The arrests of four would-be jihadists in New York serves as a reminder of the dangers of homegrown terrorists, but counterterrorism analysts told The Washington Times that such groups are generally too amateurish to pull off attacks similar to those of al Qaeda, Hamas or Hezbollah.

“They’re not crafty; they’re not professional,” said Ken Piernick, who worked at the FBI’s counterterrorism division and retired in 2003. “But it doesn’t mean somebody else couldn’t pull it off.”

Authorities arrested the four men late Wednesday on charges that they planned to bomb synagogues and use surface-to-air missiles to blow U.S. military planes out of the sky.
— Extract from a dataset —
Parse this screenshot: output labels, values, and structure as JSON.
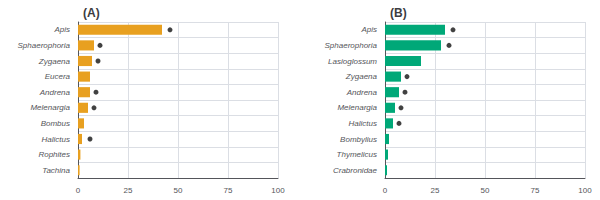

The men all apparently met while serving prison sentences and were exposed by an FBI informant whom they thought was a member of a Pakistani terrorist group that would supply them with weapons.

James Cromitie, David Williams, Onta Williams and Laguerre Payen are charged with conspiracy to use weapons of mass destruction in the United States and conspiracy to acquire and use anti-aircraft missiles.

They appeared in federal court Thursday, which ordered them held without bond. The four men, three of whom are American-born, each face life in prison if convicted. At least three of the men are reportedly Muslims. Federal charging documents do not specify their religion, but make it clear that the supposed motive was “jihad” against America and Jews.

A U.S. intelligence official who spoke to The Times on the condition of anonymity cited this case as an example of how U.S.-born jihadists are usually more bluster than serious threat, unless they contact serious international terrorism networks and weapons smugglers.

The New York suspects “were stopped early enough. They would have become dangerous when they become useful idiots for someone who really is plugged in,” the official said.

He analogized this case with Jose Padilla, a jailhouse convert to Islam “who was just mad at ‘the man.’ ” But he latched onto al Qaeda and was able to go to Afghanistan with some useful knowledge, where “he was empowered by people who are professional terrorists.” Unless domestic jihadists “get to that level, they would just be cannon fodder.”

The New York group’s reported efforts to get weapons, which resulted in their encounter with the FBI informant, is “the point at which [domestic terrorists] could become a public threat … Until that time, you’re just a crackpot” who doesn’t threaten the public safety, the official said, noting also that “that’s also when you can get evidence that can convict somebody in a court of law.”

Mr. Piernick, the retired FBI counterterrorism official, said domestic-terrorism groups could be hard to identify “if they are disciplined and mind their p’s and q’s.”

But those involved in such schemes are typically egocentric and self-absorbed and don’t pay close enough attention to what they say and to whom they say it, he noted, adding that this is frequently how such groups come under law enforcement scrutiny.

Mr. Piernick said these groups also are not sophisticated enough to notice out-of-the ordinary occurrences that could be a clue they are under investigation.

“Even law enforcement leaves clues,” he said.

According to authorities in the New York case, Mr. Cromitie appeared to be the ringleader and told the informant, whom he met at a mosque in Newburgh, N.Y., that he wanted to do “something to America” and also hated Jews.

Mr. Cromitie said his parents had lived in Afghanistan and he was angry the U.S. military killing Muslims in that country and Pakistan. The two Williamses, who do not appear to be related, are also Americans; Mr. Payen is a native of Haiti.